…at the new job. Big task today involves figuring out backup server software and getting a program in place to make sure everything gets backed up routinely. A good idea, and actually a core criterion of whether I’m doing my job. Me, I’m counting on Leopard to take care of all my personal backups going forward. I just have to sort out the dog’s breakfast of hard disks and server systems at home (and my server systems, I mean the one iMac that everything’s plugged into).
Anyway…
I stumbled across an article by John Rogers. If you don’t know him, he’s most famous these days for being the first-draft author of that abysmal orgy of Hollywood idiocy called Transformers. Someday he may live that down, and when he does, it will be based on such trenchant observations as are made in this piece. Such as the fact that there are four times as many Americans living in urban areas as rural areas.
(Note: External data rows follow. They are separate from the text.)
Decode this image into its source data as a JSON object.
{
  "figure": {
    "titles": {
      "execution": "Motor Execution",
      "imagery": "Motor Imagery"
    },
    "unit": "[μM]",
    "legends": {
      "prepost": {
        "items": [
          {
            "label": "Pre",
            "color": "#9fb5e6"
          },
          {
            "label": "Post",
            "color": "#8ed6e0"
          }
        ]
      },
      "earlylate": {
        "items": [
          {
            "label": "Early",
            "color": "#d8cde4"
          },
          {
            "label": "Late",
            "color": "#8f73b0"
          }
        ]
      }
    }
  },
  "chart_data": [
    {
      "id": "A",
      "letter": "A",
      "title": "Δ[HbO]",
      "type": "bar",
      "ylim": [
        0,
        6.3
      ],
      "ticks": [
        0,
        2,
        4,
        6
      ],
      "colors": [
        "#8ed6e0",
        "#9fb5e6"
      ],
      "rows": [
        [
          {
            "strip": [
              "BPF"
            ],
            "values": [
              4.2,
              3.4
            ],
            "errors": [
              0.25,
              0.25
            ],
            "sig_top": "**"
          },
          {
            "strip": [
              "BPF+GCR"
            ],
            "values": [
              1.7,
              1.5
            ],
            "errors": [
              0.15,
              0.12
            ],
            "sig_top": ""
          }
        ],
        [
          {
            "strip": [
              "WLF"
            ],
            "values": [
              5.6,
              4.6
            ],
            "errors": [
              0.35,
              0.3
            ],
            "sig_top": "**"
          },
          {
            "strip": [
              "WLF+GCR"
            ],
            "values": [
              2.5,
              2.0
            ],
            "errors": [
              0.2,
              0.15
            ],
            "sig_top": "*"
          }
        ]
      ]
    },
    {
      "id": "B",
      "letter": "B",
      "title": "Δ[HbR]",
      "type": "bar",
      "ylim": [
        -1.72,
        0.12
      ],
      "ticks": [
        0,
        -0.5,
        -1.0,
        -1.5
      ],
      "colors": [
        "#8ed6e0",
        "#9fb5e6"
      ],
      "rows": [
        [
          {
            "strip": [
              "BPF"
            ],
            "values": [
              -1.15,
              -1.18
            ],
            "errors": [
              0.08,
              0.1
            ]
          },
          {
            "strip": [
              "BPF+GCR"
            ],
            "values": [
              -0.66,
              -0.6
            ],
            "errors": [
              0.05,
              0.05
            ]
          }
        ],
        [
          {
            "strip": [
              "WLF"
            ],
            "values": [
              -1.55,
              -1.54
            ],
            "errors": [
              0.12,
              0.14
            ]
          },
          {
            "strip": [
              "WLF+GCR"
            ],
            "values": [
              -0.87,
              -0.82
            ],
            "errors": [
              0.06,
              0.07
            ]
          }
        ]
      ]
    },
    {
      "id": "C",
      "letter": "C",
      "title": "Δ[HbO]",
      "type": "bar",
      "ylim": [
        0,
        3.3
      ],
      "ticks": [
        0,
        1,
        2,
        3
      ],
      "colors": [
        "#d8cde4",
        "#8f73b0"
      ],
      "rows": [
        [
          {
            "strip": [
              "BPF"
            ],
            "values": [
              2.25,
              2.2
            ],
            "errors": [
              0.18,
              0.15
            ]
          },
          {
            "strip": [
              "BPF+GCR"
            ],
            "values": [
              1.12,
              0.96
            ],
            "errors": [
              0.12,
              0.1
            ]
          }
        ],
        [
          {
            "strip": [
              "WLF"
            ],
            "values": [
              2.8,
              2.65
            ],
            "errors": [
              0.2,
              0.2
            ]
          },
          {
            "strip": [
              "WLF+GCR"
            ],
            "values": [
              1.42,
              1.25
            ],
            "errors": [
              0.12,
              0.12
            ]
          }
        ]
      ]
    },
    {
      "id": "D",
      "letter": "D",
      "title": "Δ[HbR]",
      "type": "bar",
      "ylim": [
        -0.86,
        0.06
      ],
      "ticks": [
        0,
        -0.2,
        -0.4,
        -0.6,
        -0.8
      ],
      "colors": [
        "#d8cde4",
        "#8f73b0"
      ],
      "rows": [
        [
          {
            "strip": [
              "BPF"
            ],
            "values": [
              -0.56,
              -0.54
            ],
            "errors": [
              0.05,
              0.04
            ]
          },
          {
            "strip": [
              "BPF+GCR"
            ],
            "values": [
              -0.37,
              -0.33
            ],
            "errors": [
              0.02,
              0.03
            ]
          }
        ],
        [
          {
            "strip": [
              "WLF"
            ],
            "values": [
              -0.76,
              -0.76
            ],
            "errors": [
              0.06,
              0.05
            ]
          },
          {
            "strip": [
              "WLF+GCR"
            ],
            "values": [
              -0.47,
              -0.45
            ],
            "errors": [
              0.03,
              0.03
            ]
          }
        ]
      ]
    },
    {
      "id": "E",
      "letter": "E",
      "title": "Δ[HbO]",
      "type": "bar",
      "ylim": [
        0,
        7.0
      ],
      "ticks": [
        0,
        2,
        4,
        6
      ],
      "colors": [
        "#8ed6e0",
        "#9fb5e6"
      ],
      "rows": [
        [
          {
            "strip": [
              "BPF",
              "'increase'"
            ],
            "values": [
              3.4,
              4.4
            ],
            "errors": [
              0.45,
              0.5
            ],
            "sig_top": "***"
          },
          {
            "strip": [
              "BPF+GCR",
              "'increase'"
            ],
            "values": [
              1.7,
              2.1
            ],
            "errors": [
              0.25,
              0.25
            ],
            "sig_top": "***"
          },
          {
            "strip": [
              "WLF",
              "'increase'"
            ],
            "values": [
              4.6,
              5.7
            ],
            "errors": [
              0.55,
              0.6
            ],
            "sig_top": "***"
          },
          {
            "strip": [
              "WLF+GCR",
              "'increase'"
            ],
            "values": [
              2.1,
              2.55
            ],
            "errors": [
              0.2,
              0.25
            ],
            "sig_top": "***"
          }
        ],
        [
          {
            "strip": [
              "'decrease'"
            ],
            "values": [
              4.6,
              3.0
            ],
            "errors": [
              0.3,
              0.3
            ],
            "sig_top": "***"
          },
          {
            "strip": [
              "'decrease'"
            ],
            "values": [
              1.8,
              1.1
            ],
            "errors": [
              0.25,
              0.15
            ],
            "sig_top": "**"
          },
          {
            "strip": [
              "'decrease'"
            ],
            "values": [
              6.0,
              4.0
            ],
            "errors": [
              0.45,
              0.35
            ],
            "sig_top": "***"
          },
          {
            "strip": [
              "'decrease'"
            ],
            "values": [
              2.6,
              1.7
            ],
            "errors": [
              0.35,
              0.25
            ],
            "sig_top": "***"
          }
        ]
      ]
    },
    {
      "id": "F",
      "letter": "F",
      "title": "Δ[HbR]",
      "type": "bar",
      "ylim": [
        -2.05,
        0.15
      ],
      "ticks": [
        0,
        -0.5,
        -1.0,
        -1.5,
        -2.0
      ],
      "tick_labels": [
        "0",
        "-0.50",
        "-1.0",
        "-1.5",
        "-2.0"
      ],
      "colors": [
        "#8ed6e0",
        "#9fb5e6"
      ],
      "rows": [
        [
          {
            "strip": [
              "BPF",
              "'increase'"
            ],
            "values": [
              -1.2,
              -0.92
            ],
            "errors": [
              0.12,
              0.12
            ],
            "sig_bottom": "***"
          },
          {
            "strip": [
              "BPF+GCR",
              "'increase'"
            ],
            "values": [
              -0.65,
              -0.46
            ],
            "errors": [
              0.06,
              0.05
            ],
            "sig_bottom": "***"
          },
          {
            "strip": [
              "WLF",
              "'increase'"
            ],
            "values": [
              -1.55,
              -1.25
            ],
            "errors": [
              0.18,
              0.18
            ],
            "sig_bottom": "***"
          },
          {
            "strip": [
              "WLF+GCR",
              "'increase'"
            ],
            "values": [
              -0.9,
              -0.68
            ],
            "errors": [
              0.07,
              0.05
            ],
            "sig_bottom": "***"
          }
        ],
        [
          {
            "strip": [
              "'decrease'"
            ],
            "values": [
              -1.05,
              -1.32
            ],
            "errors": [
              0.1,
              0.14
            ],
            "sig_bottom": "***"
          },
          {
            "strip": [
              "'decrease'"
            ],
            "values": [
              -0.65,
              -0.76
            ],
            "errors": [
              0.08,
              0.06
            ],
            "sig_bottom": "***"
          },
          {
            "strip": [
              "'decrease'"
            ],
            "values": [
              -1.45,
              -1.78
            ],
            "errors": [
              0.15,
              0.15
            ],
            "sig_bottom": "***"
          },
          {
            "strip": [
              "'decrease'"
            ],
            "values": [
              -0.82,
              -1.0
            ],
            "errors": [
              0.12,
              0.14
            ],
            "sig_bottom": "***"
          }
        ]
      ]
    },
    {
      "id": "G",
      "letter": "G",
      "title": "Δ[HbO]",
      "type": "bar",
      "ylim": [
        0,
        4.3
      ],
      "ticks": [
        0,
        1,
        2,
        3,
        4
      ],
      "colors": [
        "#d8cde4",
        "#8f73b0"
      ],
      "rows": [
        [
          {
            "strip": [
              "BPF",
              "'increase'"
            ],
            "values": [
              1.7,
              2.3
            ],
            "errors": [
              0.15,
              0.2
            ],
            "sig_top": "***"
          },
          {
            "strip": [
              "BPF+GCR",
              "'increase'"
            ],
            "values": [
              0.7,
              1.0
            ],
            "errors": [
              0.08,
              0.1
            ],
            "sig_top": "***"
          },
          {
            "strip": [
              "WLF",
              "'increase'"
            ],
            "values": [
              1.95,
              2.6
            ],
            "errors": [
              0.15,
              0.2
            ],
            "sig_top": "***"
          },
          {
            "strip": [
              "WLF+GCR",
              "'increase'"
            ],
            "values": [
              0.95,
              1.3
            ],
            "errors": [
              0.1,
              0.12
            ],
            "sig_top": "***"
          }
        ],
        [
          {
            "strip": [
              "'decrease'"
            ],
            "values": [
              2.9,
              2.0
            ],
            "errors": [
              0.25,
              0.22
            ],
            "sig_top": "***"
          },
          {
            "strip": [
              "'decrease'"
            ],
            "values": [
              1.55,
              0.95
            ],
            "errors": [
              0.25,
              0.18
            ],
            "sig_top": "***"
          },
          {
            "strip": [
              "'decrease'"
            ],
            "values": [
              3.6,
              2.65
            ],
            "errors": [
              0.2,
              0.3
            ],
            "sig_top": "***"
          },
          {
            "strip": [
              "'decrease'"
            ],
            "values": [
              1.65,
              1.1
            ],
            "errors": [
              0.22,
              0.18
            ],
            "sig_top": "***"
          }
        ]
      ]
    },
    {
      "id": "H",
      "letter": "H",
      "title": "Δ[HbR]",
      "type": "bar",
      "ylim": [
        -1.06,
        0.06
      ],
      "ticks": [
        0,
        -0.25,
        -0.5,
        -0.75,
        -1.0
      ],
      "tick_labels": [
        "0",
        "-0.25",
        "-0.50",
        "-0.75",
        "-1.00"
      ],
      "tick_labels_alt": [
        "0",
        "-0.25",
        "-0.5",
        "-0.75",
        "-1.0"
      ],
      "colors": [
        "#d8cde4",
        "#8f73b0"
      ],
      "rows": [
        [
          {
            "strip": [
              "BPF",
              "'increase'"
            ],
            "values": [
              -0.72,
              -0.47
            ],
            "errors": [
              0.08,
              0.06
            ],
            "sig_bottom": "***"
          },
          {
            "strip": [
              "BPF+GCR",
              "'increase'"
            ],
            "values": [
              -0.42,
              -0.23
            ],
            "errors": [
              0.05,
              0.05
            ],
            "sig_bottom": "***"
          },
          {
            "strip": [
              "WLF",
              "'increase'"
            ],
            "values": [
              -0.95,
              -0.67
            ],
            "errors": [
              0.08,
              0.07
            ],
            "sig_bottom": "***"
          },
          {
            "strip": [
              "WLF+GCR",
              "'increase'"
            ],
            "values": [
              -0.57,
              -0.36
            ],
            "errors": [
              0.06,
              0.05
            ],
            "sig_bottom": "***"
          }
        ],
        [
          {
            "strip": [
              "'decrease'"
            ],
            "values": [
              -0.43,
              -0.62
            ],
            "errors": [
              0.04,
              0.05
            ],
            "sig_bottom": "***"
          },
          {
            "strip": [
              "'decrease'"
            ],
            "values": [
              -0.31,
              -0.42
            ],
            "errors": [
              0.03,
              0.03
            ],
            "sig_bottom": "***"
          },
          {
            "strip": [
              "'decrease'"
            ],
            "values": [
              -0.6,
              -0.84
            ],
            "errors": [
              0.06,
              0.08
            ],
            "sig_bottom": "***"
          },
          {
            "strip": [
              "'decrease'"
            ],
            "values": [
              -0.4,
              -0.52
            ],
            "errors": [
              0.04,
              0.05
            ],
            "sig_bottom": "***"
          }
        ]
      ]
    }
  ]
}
Or four times as many people in New York City alone as there are farmers in the whole country. There are half again as many people in computer and mathematical jobs as there are in farming. And yet, the default notion of what is “Middle America” is rural, agrarian, and completely out of step with what the actual median lifestyle is in this country. This is why all these stories about “real Americans” make me want to spit nails. I’ve lived in the exurban South, the suburbs of Washington DC, and the heart of Silicon Valley. THIS is real America. Car commutes, satellite TV, Starbucks by the quart, straphanging on the Metro, public notices in three languages. That’s every bit as American as a bunch of pickup trucks circling the Dairy Queen all night on the weekend – in fact, by the numbers, it’s four times as American.
Put that in your corncob pipe and smoke it.
Very soon after the rest of the U.S. figures this out, I hope the Senate and Congress will finally get rid of the friggin’ electoral college. Not only are there four times as many urbanites than ruralites (forget, she’s rolling), but the ruralites get more say in Congress and in presidential elections. Now that *really* chaps my hide!